Number of elements in a Group such that $x^7=e$

Question

Given that $G$ is a finite Group. Prove that number of elements in G such that $x^7=e$ where $x \in G$ is always Odd.

My attempt:

First possibility is a Trivial group since $e^7=e$. Trivial Group contains One element which is Odd number.

Now let $x\ne e$,then since $x^7=e$ and $7$ is prime we have $ord(x)=7$ and this implies $ord(x^i)=7$ $\:$ $\forall 1\le i\le 6$

So minimum possible non trivial group is $$G=\left\{e, x,x^2, x^3,x^4,x^5,x^6\right\}$$ Which is a Cyclic Group containing $7$ elements which is Odd.

Next possibility is another Cyclic group with $13$ elements which is Odd. So in general the Cardinality of the group is of the form $6n+1$.

But are all these cyclic groups only?
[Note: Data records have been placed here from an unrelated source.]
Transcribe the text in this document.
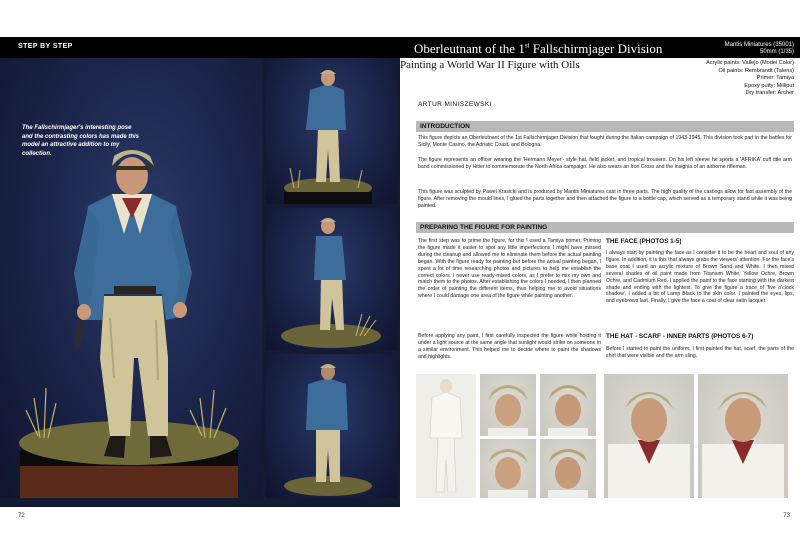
STEP BY STEP
The Fallschirmjager's interesting pose and the contrasting colors has made this model an attractive addition to my collection.
72
Oberleutnant of the 1st Fallschirmjager Division	Mantis Miniatures (35001)
50mm (1/35)
Painting a World War II Figure with Oils	Acrylic paints: Vallejo (Model Color)
Oil paints: Rembrandt (Talens)
Primer: Tamiya
Epoxy putty: Milliput
Dry transfer: Archer
ARTUR MINISZEWSKI
INTRODUCTION
This figure depicts an Oberleutnant of the 1st Fallschirmjager Division that fought during the Italian campaign of 1943-1945. This division took part in the battles for Sicily, Monte Casino, the Adriatic Coast, and Bologna.
The figure represents an officer wearing the 'Hermann Meyer'- style hat, field jacket, and tropical trousers. On his left sleeve he sports a 'AFRIKA' cuff title arm band commissioned by Hitler to commemorate the North Africa campaign. He also wears an Iron Cross and the insignia of an airborne rifleman.
This figure was sculpted by Pawel Krasicki and is produced by Mantis Miniatures cast in three parts. The high quality of the castings allow for fast assembly of the figure. After removing the mould lines, I glued the parts together and then attached the figure to a bottle cap, which served as a temporary stand while it was being painted.
PREPARING THE FIGURE FOR PAINTING
The first step was to prime the figure, for this I used a Tamiya primer. Priming the figure made it easier to spot any little imperfections I might have missed during the cleanup and allowed me to eliminate them before the actual painting began. With the figure ready for painting but before the actual painting began, I spent a lot of time researching photos and pictures to help me establish the correct colors. I never use ready-mixed colors, as I prefer to mix my own and match them to the photos. After establishing the colors I needed, I then planned the order of painting the different items, thus helping me to avoid situations where I could damage one area of the figure while painting another.
Before applying any paint, I first carefully inspected the figure while holding it under a light source at the same angle that sunlight would strike on someone in a similar environment. This helped me to decide where to paint the shadows and highlights.
THE FACE (PHOTOS 1-5)
I always start by painting the face as I consider it to be the heart and soul of any figure. In addition, it is this that always grabs the viewers' attention. For the face's base coat I used an acrylic mixture of Brown Sand and White. I then mixed several shades of oil paint made from Titanium White, Yellow Ochre, Brown Ochre, and Cadmium Red. I applied the paint to the face starting with the darkest shade and ending with the lightest. To give the figure a trace of 'five o'clock shadow', I added a bit of Lamp Black to the skin color. I painted the eyes, lips, and eyebrows last. Finally, I give the face a coat of clear satin lacquer.
THE HAT - SCARF - INNER PARTS (PHOTOS 6-7)
Before I started to paint the uniform, I first painted the hat, scarf, the parts of the shirt that were visible and the arm sling.
73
Does it mean if $ord(x)$ is Finite, then the group is Cyclic?

Answer 1

In general, if $p$ is an odd prime and $G$ a finite group, then $$\#\{ g \in G\mid g^p=e\} \equiv 1 \bmod (p-1).$$

Proof: See No. of finite group (nonidentity)elements $x$ satisfying $x^5=e$ is a multiple of $4$

Answer 2

There's another way :

Think about it. If a group $G$ is cyclic and order of an element $a$ is $7$ then $<a>$ is the only subgroup containing all the elements of order 7, which are $\phi {7} = 6 $ in number and also for Identity $e$ $e^7= e$ too. So there's only odd number of such elements $x$ in $G$.
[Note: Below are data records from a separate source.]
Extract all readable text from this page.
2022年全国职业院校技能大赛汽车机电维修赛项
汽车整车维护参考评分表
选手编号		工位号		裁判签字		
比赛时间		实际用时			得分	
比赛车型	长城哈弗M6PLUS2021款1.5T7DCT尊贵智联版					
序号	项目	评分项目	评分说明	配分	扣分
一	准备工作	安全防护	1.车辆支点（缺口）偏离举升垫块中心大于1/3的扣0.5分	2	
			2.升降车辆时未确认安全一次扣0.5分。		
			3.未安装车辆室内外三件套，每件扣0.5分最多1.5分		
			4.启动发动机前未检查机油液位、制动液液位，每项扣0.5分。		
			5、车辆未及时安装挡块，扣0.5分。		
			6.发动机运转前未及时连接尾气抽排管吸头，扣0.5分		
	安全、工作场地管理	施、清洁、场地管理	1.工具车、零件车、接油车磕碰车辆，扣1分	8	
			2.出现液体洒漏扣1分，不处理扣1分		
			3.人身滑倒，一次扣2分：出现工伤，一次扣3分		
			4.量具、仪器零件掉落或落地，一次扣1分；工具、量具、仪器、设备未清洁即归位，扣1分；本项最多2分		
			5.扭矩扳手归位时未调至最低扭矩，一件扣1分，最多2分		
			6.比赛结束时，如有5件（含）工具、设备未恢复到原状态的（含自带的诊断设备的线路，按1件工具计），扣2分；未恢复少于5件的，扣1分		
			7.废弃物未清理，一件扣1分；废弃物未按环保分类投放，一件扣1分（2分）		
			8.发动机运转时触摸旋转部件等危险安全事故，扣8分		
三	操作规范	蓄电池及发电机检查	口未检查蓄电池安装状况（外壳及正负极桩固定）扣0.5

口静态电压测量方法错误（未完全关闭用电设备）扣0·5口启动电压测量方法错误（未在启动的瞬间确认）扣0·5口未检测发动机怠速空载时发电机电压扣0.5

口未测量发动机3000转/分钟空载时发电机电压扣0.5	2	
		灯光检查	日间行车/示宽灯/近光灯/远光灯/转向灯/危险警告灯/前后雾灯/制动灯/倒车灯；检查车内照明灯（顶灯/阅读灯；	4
If a group is not a cyclic group, then if a be an element of order 7 then $<a>$ contains 6 elements of order $7$. If this exhausts all order $7$ elements then we have $6+1=7$ i.e odd number of such elements $x$.
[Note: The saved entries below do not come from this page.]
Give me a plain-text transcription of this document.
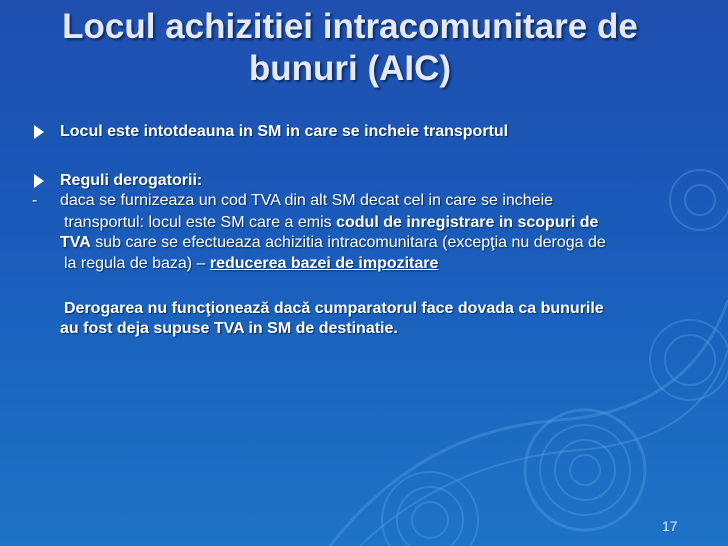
Locul achizitiei intracomunitare de
bunuri (AIC)
Locul este intotdeauna in SM in care se incheie transportul
Reguli derogatorii:
- daca se furnizeaza un cod TVA din alt SM decat cel in care se incheie
transportul: locul este SM care a emis codul de inregistrare in scopuri de
TVA sub care se efectueaza achizitia intracomunitara (excepţia nu deroga de
la regula de baza) – reducerea bazei de impozitare
Derogarea nu funcţionează dacă cumparatorul face dovada ca bunurile
au fost deja supuse TVA in SM de destinatie.
17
If there's another element $b$ of order 7 which doesn't belong to $<a>$ then $<b> \cap <a> = \phi$. Thus the $6$ elements of $<b>$ i.e. $\{b, b^2,....,b^6 \}$ are distinct elements of order 7 and now the total number of order 7 is $2\phi(7) = 12$. If this process exhausts all the elements of order $7$ then we are done otherwise going with the same argument we have that the number of order 7 elements in this group is a multiple of $\phi(7)$ i.e. $n\phi(7) = 6n$ for some integer $n$.

Therefore the number of such $x$ is $6n+1$, which is odd.

So you can see that if $|x|=7$ then it's not necessary that the group must be cyclic.